Don’t be shy. Ask me anything.

It’s important to include everyone, with all their rough edges. Every person is unique.

I’ve been working at ING in Nürnberg since 2007. Customers call with their questions and problems and I try to help them as best I can. I handle questions about basic products like savings and current accounts.

What I really like about my job is dealing with so many different types of personalities on the phone. When a customer wants to share an opinion, a complaint or experience I let them do all the talking first. I want to give them the feeling that someone really listens.

I’m completely blind in one eye and have 10% residual vision in the other eye. I can see the outlines of things, so I’ll know whether a person is in front of me or not. Close enough, I can recognise specific people.

I’ve been visually impaired since birth. I had kind of a rough start in my life. When I was three, I was placed with a foster family that had five children. It was wonderful growing up with them.   

The magnifying mouse

In the past, visually impaired people like myself needed expensive, specialised magnification software to work on a computer. Since Windows 7, the magnification software is automatically integrated into the software. There are no licenses anymore.

With my mouse I select what I want to read, and then it’s magnified on my screen. What you see on one screen, I see on two. If I need more time to figure things out, I’ll put the customer on hold. Customers don’t even notice that I have any impairment.

Despite corona, I still come to work each day. I need around 20 minutes to get to the office in Südwestpark, Nürnberg. I use public transportation – first the tram, then the subway and bus. I like to be at work by 6:30 each morning because there are fewer people on the go, so fewer obstacles. That makes it easier for me to navigate my way around with my white cane. 

Social distancing is possible for me to do. In a public setting, I’ll request out loud, if necessary, that people keep their distance from me. In situations where I need other people’s help, for example to cross the street or to get down a flight of stairs, I’ll ask them to pull out the Thera-Band [a stretchable exercise band] that’s wrapped around my arm. The band is around 1.5 meters long, so it creates sufficient distance between me and the other person.  

A helping hand

There are employees at our office whose job is to support disabled employees like myself, and I really appreciate that. Anja Fischer is the representative for employees with disabilities in Nürnberg. It’s very helpful to be able to contact Anja about certain practical things or aids that can help me work more efficiently.

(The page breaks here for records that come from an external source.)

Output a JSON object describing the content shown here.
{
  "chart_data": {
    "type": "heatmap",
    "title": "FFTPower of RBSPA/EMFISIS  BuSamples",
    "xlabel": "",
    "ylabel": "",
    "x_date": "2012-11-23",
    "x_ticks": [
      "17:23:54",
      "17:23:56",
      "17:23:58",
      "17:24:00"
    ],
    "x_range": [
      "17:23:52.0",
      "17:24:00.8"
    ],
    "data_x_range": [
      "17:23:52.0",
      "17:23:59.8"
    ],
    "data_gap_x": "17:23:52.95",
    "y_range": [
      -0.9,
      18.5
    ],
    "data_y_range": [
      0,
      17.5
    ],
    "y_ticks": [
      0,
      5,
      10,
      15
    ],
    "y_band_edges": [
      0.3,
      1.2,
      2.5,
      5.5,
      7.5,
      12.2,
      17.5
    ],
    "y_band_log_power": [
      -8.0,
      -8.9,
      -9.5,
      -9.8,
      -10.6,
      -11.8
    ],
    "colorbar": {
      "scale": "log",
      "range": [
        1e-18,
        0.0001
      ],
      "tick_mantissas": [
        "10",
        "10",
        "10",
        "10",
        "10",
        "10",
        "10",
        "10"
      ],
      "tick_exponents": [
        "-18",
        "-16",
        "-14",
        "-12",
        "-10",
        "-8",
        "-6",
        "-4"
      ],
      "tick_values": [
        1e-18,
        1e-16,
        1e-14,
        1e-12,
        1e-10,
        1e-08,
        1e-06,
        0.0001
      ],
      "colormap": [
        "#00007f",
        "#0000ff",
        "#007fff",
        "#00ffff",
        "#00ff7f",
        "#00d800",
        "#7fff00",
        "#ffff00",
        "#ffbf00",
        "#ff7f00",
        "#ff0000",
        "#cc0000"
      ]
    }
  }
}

For example, all the computers here were to be replaced and every employee was supposed to get a new laptop. I mentioned to Anja that a laptop would be difficult for me to use because I really need the two large screens. Anja took care of it. Or, sometimes there are important forms that get sent to you by email from the HR department and you have to respond by a certain deadline. Anja will make me extra aware of that, in case I overlook it.

I’m so happy to work at ING. It’s really fantastic here. Being able to help customers with their specific issues is what drives me most.   

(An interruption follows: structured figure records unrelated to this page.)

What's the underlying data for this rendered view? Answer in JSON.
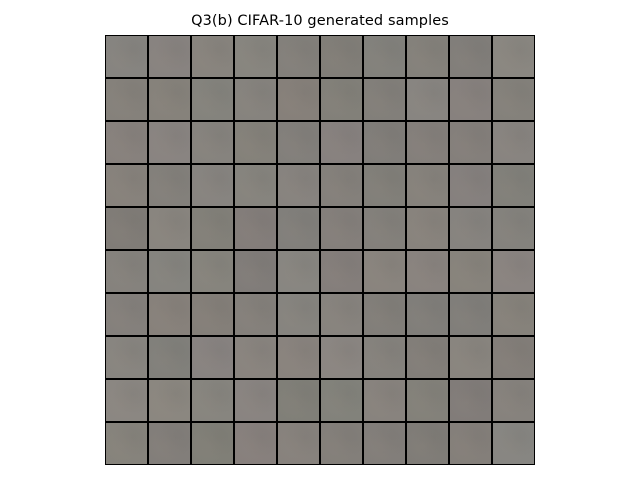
{
  "figure": {
    "title": "Q3(b) CIFAR-10 generated samples"
  },
  "image": {
    "rows": 10,
    "cols": 10,
    "content": "grid of generated CIFAR-10 samples",
    "base_color": "#838079",
    "border_color": "#000000"
  }
}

I always tell people: don’t be shy when talking with people who have a disability, whether it’s the visually impaired or people in a wheelchair. Just ask any question. If I don’t want to answer a question, I’ll say so. I determine that. It’s important to include everyone, with all their rough edges. Every person is unique.

Leaving no one behind: accessibility at ING

Making our products and services accessible to all clients, and supporting employees with disabilities, is part of our purpose: empowering people to stay a step ahead in life and business. And we want to leave no one behind. That’s why on 3 December, ING joins the global movement to celebrate the UN International Day of Persons with Disabilities. Activities in ING-countries include a digital ‘job-dating’ in The Netherlands, an intercompany pub-quiz with employee networks and a global round table session on an accessible ING for all. In Germany and Romania, the ING offices will light up in purple to raise awareness for the cause.

ING’s Global Accessibility team advises on the accessibility of product and services we offer clients globally. Several innovations are specifically aimed at making banking more accessible for people with a visual disability. ING’s mobile app has speech software, the ‘accessible card’, a Dutch debit card with a notch on the side, is easy to recognise right away in your wallet, while ING in Poland offers services in sign language. For more backgrounds and examples, check the accessibility page on ing.com.

Manuela’s story is an example of how ING supports employees with a disability to succeed at ING. People with a visual disability can request assistive software, for the use of braille, screen readers and zoom functions. Other examples of support include specific screens, keyboards/mouse, chairs or standing desks needed to perform your job.

Your whole self is welcome here

This article is part of a series in which ING colleagues tell their personal stories. At ING we celebrate inclusion and value a diverse workforce, as we know people are most motivated when they are free to be their whole selves.